Loadbalancer.org has always been about high-availability, that is the fundamental reason for our products existence. Performance has always been a nice side effect while maintainability of your application cluster is generally a key sub-set of the primary high-availability objective.
However it's time for a confession, the default settings for the Loadbalancer.org appliances in a cluster configuration up until v7.5 have been set by default for both ease of use and certainty of a valid configuration. The default recommendation for setting up or disaster recovery on the high-availability of the cluster (Heartbeat) has been to force a full sync and therefore inflict a small amount of down time in a maintenance window.
Whilst we've always had documentation showing how to handle cluster maintenance and configuration with zero downtime it was definitely time for a change.
So in theory this was a simple change to our default configuration, and yet as always the development team found a few thorny little issues that needed resolving. Previously the default heartbeat configuration used autofailback=on, this was handy in that you always new the master node would be active if it was healthy. However when it comes to a disaster recovery scenario or cluster change it becomes problematic as any failback to the master during the process causes downtime. On the positive side the old method does have the advantage that it quickly shows you if you have a heartbeat configuration problem i.e. the failback to master doesn't work.
So we changed the default to autofailback=off, and we also made sure that when you do a full restore on a node using the XML backup we make sure that heartbeat is stopped until you are ready to join the cluster.
Once the XML file is restored you can double check all the settings, make any required changes, possibly relocate the unit physically or logically and then choose to restart the heartbeat.
In this case we have restored a master node from scratch and when the heartbeat is restarted, the new master node will stay passive but join the cluster in a clean fashion. The slave node will keep handling the network traffic to ensure that their is now down time incurred.

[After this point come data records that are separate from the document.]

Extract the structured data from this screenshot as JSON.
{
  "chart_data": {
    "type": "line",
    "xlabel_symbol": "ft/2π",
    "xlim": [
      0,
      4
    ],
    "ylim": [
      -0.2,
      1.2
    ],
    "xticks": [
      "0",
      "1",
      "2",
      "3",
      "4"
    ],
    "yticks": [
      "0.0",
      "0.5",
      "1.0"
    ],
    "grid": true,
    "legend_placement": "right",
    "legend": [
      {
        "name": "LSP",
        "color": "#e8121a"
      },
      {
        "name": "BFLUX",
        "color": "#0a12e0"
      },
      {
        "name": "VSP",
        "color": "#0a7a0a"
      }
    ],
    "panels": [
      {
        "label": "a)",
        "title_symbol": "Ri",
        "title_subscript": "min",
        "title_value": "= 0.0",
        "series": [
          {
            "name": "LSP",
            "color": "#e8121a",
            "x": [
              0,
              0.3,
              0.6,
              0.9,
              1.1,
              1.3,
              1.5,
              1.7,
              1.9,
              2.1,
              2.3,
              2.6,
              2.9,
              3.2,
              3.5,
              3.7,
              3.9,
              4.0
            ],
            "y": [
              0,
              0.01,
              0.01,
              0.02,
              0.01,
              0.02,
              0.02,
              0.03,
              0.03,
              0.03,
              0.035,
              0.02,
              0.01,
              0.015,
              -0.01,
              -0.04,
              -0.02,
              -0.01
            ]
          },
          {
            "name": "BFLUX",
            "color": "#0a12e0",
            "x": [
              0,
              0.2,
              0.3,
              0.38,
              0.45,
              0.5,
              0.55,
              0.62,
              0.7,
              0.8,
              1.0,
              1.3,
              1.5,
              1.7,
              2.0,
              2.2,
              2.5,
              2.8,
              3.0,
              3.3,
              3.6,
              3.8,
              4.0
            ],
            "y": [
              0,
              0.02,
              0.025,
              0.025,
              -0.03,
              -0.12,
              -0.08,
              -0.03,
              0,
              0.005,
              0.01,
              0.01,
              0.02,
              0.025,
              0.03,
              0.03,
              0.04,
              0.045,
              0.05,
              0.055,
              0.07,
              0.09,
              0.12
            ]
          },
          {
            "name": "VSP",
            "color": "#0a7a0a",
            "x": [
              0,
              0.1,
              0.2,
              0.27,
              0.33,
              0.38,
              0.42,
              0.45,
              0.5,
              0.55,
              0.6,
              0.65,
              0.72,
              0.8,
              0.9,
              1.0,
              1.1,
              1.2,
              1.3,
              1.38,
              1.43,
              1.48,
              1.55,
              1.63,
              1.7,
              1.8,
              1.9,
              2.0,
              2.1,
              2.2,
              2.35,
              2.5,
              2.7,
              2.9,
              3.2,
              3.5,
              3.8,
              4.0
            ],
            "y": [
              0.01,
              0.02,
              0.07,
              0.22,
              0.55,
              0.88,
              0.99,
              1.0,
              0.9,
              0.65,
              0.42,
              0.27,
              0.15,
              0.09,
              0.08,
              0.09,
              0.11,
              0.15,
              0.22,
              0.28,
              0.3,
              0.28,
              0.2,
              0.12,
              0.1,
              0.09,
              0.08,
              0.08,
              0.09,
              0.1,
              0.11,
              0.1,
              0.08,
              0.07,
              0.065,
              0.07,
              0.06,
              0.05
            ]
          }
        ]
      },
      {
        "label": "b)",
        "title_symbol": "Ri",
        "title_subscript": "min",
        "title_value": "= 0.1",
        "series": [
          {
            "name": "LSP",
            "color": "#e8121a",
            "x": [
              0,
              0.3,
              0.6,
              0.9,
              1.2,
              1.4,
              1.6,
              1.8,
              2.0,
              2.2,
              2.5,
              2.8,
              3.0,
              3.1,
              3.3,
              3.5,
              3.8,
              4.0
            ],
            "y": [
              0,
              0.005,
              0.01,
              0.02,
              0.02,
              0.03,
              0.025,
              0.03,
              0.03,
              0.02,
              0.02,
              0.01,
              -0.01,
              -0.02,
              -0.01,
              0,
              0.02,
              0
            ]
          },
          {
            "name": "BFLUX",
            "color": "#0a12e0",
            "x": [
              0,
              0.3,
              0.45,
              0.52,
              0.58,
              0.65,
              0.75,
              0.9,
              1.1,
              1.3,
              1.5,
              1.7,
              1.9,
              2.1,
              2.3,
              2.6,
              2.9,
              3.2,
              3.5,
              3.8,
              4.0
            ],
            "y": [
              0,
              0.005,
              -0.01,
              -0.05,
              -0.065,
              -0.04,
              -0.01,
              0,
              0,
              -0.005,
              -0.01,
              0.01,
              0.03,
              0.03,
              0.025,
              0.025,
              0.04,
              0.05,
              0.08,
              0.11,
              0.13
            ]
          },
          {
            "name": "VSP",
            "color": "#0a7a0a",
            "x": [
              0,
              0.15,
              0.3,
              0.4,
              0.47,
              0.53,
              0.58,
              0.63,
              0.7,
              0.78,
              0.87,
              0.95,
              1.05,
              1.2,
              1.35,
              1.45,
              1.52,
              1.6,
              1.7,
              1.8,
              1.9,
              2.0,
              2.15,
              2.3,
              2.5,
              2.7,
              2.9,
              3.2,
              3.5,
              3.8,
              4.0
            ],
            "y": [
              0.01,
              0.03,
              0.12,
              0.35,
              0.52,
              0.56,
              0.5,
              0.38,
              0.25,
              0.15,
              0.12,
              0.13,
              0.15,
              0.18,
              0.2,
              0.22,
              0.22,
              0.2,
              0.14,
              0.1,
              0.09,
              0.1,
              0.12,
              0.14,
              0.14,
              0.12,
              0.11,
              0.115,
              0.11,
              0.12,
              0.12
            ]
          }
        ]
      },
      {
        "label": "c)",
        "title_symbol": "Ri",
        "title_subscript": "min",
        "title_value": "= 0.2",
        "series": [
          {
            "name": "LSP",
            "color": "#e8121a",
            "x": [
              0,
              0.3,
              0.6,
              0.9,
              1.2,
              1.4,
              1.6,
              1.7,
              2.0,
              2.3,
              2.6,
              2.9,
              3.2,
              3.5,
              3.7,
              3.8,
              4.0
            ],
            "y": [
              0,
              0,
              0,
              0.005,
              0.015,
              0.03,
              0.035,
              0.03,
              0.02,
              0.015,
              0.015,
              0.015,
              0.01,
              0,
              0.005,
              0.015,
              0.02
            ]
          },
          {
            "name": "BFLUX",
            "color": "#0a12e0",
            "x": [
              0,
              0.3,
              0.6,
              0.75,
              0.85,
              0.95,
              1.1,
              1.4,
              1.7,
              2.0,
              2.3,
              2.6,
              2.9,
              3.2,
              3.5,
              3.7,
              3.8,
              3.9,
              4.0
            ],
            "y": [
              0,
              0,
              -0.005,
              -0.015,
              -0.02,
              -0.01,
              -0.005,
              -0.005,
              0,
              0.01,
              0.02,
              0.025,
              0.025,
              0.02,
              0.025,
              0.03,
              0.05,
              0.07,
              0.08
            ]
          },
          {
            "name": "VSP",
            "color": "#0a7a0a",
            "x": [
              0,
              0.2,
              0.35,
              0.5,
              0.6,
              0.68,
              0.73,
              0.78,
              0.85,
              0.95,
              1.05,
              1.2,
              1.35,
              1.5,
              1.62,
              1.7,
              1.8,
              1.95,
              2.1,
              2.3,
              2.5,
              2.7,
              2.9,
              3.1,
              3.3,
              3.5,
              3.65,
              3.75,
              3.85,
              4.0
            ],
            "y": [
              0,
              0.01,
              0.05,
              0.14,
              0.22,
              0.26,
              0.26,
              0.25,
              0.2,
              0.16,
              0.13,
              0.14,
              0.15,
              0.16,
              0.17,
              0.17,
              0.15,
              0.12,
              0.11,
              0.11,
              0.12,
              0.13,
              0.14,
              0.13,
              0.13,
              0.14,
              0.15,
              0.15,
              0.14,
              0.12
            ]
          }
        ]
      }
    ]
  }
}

All seems pretty simple, so why didn't we do this before? Well because we did have a couple of little gotchas that need to be dealt with by new code in the background. One of them was the built in replay attack protection in HA-Linux:
heartbeat: 2008/07/02_15:27:44 ERROR: should_drop_message: attempted replay attack [lbmaster]? [gen = 18, curgen = 1207732349]
We had a manual work around for this before but now the software will transparently deal with this issue when restoring from XML (easier said than done as curgen is stored within the process). The other little gotcha only effected customers using network based heartbeat in combination with ping nodes, we fixed this part of heartbeat ages ago so that it would send both nodes live in the case of a network failure (split-brain) or a ping node failure, however when the network connectivity was restored who would go live? This has now been sorted in the case of an XML restore to give the desired behavior of no down time.
BTW: The split-brain heartbeat problem is why we still ship a serial heartbeat cable with all of our hardware appliances.
On the subject of no downtime, yet another new feature seems to be causing some uncertainty with our users. Whenever you make a change to a layer 7 HAproxy configuration you now get the following prompt:
Just to re-assure you, the HAProxy restart (Ed. Why don't we rename it to reload then?) is seamless and does not cause downtime! HAProxy allows all existing connections to stay bound to the existing process and only connects new connections to the new configuration and process. The reason we changed from automatically restarting the layer 7 engine is because this can cause confusion with some users connecting to a new configuration and some connecting to the old one. With the new method you can make all the changes that you need to make i.e. multiple changes before doing the smooth restart/activation of the new settings. Also if you have a lot of long timeout connection i.e. Terminal Services you can choose to a full restart of HAproxy rather than the smooth reload to force all the connections to re-establish on the new configuration.The future progression of this feature is to allow full commit/rollback style functionality to the configuration interface.
One last point to note is that this reload functionality takes effect on both nodes in the cluster, this is to ensure that if you have full layer 7 session table replication activated in your configuration the passive node stays up to date with all of the changes.
As always high-availability is only possible if you test and document and re-test your disaster recovery procedures. We hope these changes to our product make your life easier, and the testing and validation procedure much quicker.